Political analyst predicts Republicans will reclaim U.S. Senate

A well-respected political analyst told a Lawrence audience Tuesday night that Republicans appear likely to take command of the U.S. Senate following this year’s midterm elections.

Charlie Cook, an election forecaster who founded The Cook Report, a non-partisan publication, appeared in front of over 100 people at the Dole Institute of Politics Tuesday to share his impressions of near-future elections.

Cook said the deck is stacked against Democrats this year, with a disproportionate amount of their seats up for election in traditionally conservative states.
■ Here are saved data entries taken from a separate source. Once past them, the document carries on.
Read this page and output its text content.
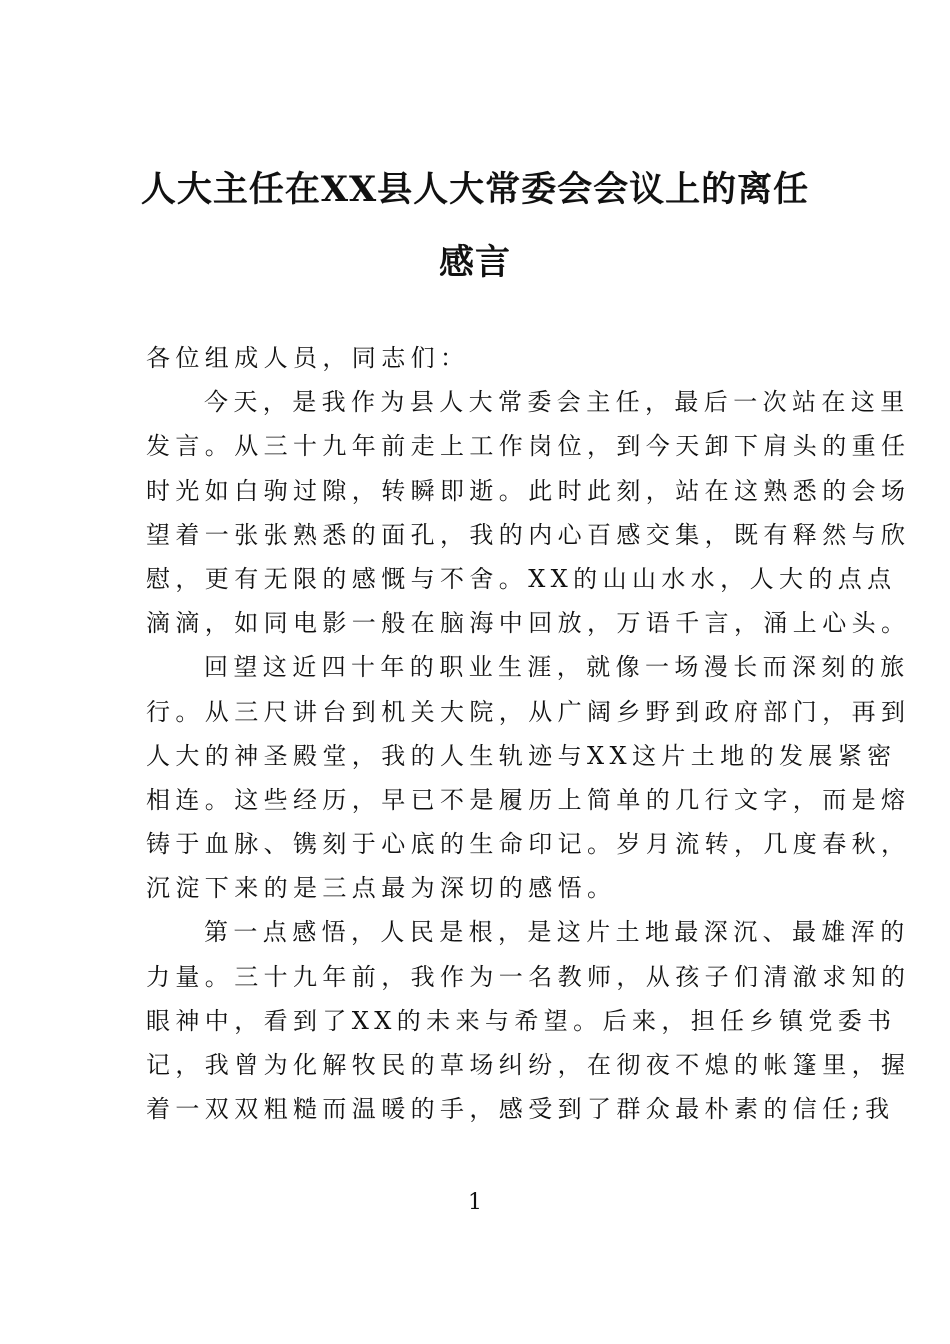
人大主任在XX县人大常委会会议上的离任
感言
各位组成人员，同志们：
今天，是我作为县人大常委会主任，最后一次站在这里
发言。从三十九年前走上工作岗位，到今天卸下肩头的重任
时光如白驹过隙，转瞬即逝。此时此刻，站在这熟悉的会场
望着一张张熟悉的面孔，我的内心百感交集，既有释然与欣
慰，更有无限的感慨与不舍。XX的山山水水，人大的点点
滴滴，如同电影一般在脑海中回放，万语千言，涌上心头。
回望这近四十年的职业生涯，就像一场漫长而深刻的旅
行。从三尺讲台到机关大院，从广阔乡野到政府部门，再到
人大的神圣殿堂，我的人生轨迹与XX这片土地的发展紧密
相连。这些经历，早已不是履历上简单的几行文字，而是熔
铸于血脉、镌刻于心底的生命印记。岁月流转，几度春秋，
沉淀下来的是三点最为深切的感悟。
第一点感悟，人民是根，是这片土地最深沉、最雄浑的
力量。三十九年前，我作为一名教师，从孩子们清澈求知的
眼神中，看到了XX的未来与希望。后来，担任乡镇党委书
记，我曾为化解牧民的草场纠纷，在彻夜不熄的帐篷里，握
着一双双粗糙而温暖的手，感受到了群众最朴素的信任;我
1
He said there are six seats where the respective state sided for Republican presidential candidate Mitt Romney by 14 points or more in 2012.

Six seats are all the GOP needs for majority rule.

“The map just works really, really, really against Democrats,” Cook said.

But where Democrats may find more success, Cook said, is in gubernatorial races. He explained that the last time these seats were up for election, in 2010, was a time when Republicans had plenty more momentum than their opponents, resulting in some GOP candidates winning under “extraordinary circumstances.”

Now, some of those incumbents — specifically in Michigan, Florida and Ohio, Cook said — have a “unique vulnerability.”

Where that vulnerability may not reach, however, is Kansas, according to Cook, where Paul Davis, the state house minority leader, has emerged as the principle Democratic challenger to Gov. Sam Brownback.

Although Cook admitted to not having first-hand knowledge of the gubernatorial election in the state, he still said the race currently didn’t look competitive, but has “some potential.”

“There’s some reason to believe it could possibly get competitive,” he said. “It’s pretty hard for a Democrat to win state-wide (in Kansas).”

Cook also offered a forecast for likely 2016 presidential candidates. He estimated there to be a 70 percent chance that former U.S. Secretary of State Hillary Clinton would decide to run, which he believed would persuade Vice President Joe Biden not to.

From the GOP, Cook predicted New Jersey Gov. Chris Christie will not recover from the scandal revolving around the lane closures on the George Washington Bridge. He said the most likely Republican presidential nominee out of the senate would be Rand Paul of Kentucky, and the most likely nominee out of the pool of governors would be Scott Walker of Wisconsin.